My husband and I move once every one to two years, so we never have much time to form ties to a house or a neighborhood. We have always considered our home to be with each other, no matter what the building that protects us happens to be. It wasn’t until my parents decided to move that I realized what home really means. See, my parents have a tendency to stay in one place a bit longer, and that means there is plenty of time to build up a treasure of memories. Because we were so jaded where moving was concerned, we didn’t expect the emotions that overtook us when we started packing boxes.
After all, the front porch of that house was where I saw my husband, Liam, for the first time. I still remember what he looked like as he strolled up the walk toward me, with his red polo shirt, his ruddy cheeks, and his hair in perfect disarray. I think I knew in that instant he was forever, but the realization came much later. Whenever I think back to that perfect moment, I’ll remember a house that is now holding someone else’s memories.

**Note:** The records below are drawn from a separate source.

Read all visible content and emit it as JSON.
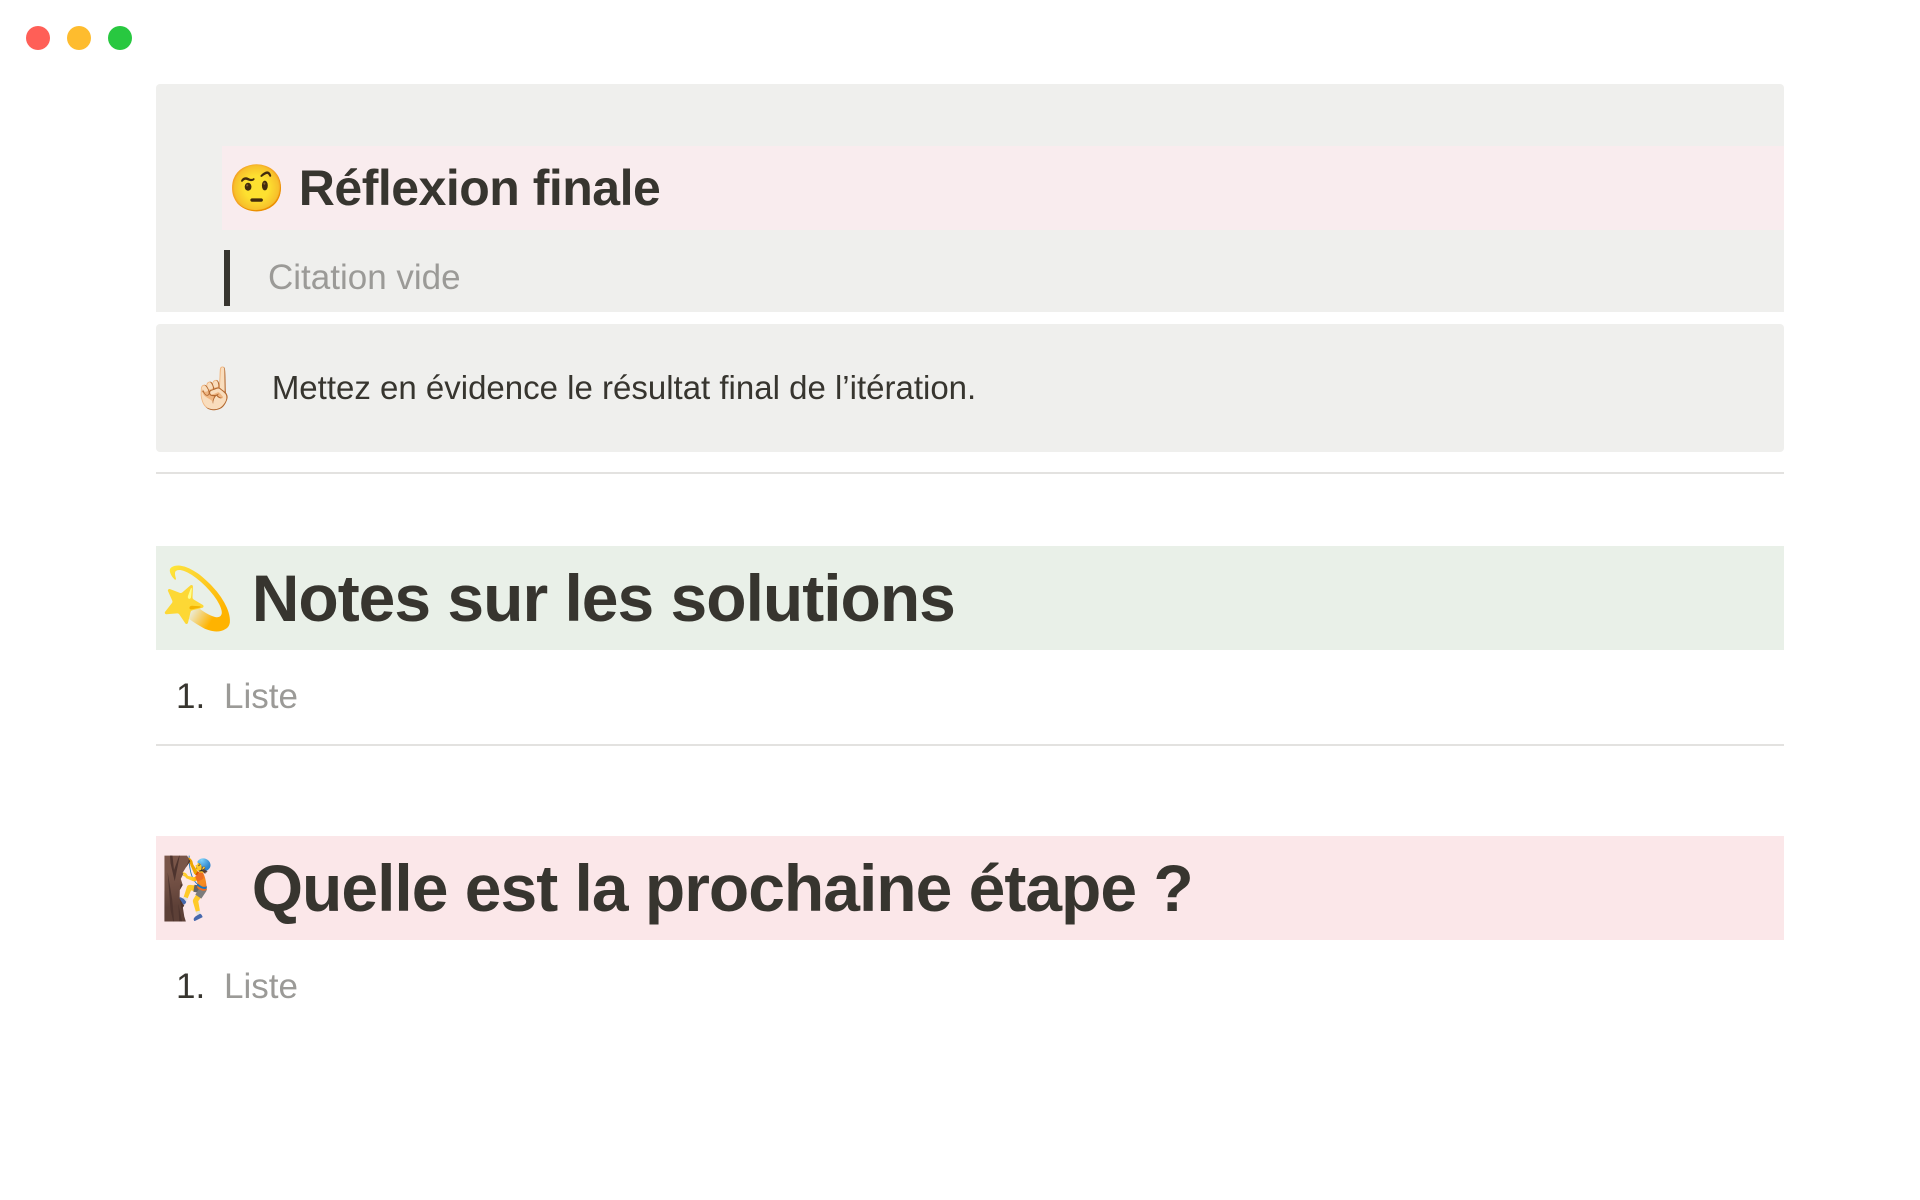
{
  "window": {
    "controls": [
      "close",
      "minimize",
      "maximize"
    ],
    "colors": {
      "close": "#ff5f57",
      "minimize": "#febc2e",
      "maximize": "#28c840"
    }
  },
  "reflection": {
    "emoji": "🤨",
    "emoji_name": "face-with-raised-eyebrow",
    "title": "Réflexion finale",
    "quote_placeholder": "Citation vide"
  },
  "callout": {
    "emoji": "☝🏻",
    "emoji_name": "index-pointing-up",
    "text": "Mettez en évidence le résultat final de l’itération."
  },
  "sections": [
    {
      "emoji": "💫",
      "emoji_name": "dizzy",
      "title": "Notes sur les solutions",
      "color": "#e9f0e8",
      "list": [
        {
          "number": "1.",
          "placeholder": "Liste"
        }
      ]
    },
    {
      "emoji": "🧗",
      "emoji_name": "person-climbing",
      "title": "Quelle est la prochaine étape ?",
      "color": "#fbe7e9",
      "list": [
        {
          "number": "1.",
          "placeholder": "Liste"
        }
      ]
    }
  ]
}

This was the home where my nephew was raised from infancy–where all of his firsts took place. The first step, the first word, the first time he called me Jiffiner. While I certainly have possession of those memories for all time, I must share some part of them with the house in which they happened. My nephew is eleven years old now, and he’ll start a whole new era of his life in a new home. He’ll think back, though, and remember the house on the hill and all the learning he did there.
For all that a home carries memories of first love and growing up, it also carries the burden of loss. My parents’ home saw its fair share, with two beloved aunts and my great-grandmother passing away during the years my parents lived there. It was also in this house that I had to let go of a dream I’d had since childhood. After my car accident, I had to set aside the acceptance letters to music schools in New York City so that I could concentrate on healing. There were tears, and love, and support given freely and accepted with just as much grace. There was renewed faith and a stronger sense of familial bonds. It was a home that wouldn’t allow the darkness to dwell, and that light is what kept me returning, even when I had my own home with my husband.
The new house sits high on a hill in the historic district of town. It is beautiful, of course, and carries the memories of families that went before. With nearly one hundred years’ worth of birthdays, the house has seen more than I could ever dream. I find comfort in the marks I find from others before us, because it gives me hope that we will also somehow live forever in the walls and floors of that house we once called home.